そんな背中を見送りつつ、七海は着替えのために寝室へ足を向けた。スーツをハンガーにかけ、揃いで買った薄手のハーフパンツを履いたタイミングで、悠仁が部屋に入ってきた。
「ご飯あと焼くだけだけど、先に風呂にする?」
七海は一瞬考えて
「ご飯、お風呂、虎杖君の順でお願いします」
と、引き出しからTシャツを取り出し袖を通しながら言った。
「ご飯お風呂虎杖君ね! りょう――んんんッ???」
悠仁は確認のため、脳内で七海の言葉を再生した。
「え、俺、今でもいいけど 今すぐOKだけど!!」
「いいえ。
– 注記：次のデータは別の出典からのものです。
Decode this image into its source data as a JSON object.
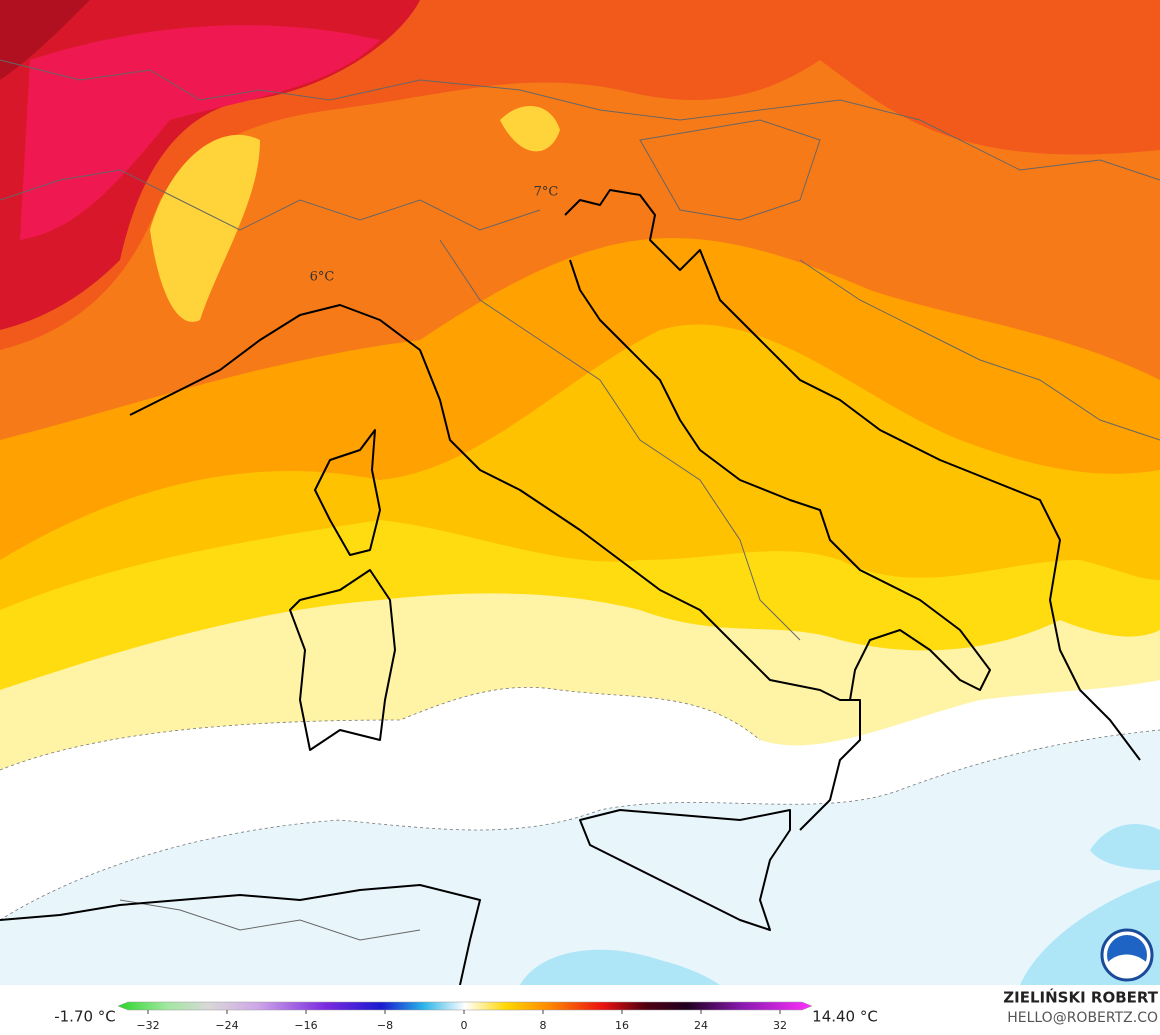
{
  "map_labels": [
    "7°C",
    "6°C"
  ],
  "colorbar": {
    "min_label": "-1.70 °C",
    "max_label": "14.40 °C",
    "range": [
      -32,
      32
    ],
    "ticks": [
      {
        "value": -32,
        "label": "−32"
      },
      {
        "value": -24,
        "label": "−24"
      },
      {
        "value": -16,
        "label": "−16"
      },
      {
        "value": -8,
        "label": "−8"
      },
      0,
      8,
      16,
      24,
      32
    ]
  },
  "credits": {
    "author": "ZIELIŃSKI ROBERT",
    "email": "HELLO@ROBERTZ.CO"
  }
}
久しぶりの逢瀬が腹の虫鳴らしながらなんて嫌ですよ」
「ソウダネー」
がっつきすぎた、と苦笑いで頭を掻く悠仁に、さらに七海は付け加える。
「それに、私は好きなものは最後に取っておくタイプなので」
七海は悠仁の頬に両手を添えて、短く唇を合わせた。
「それで、夕飯のメニューは?」
「……牛肉ステーキのガリバタ丼」
「ガーリックバター……」
「久しぶりだからさ、体力いるっしょ?」
得意げに笑う悠仁に、七海は思わず吹き出す。
「そうですね。仕上げ手伝います」
「オネシャス!」
久々の賑やかな日常に、七海に溜まっていた疲れはどこかに吹き飛んだ。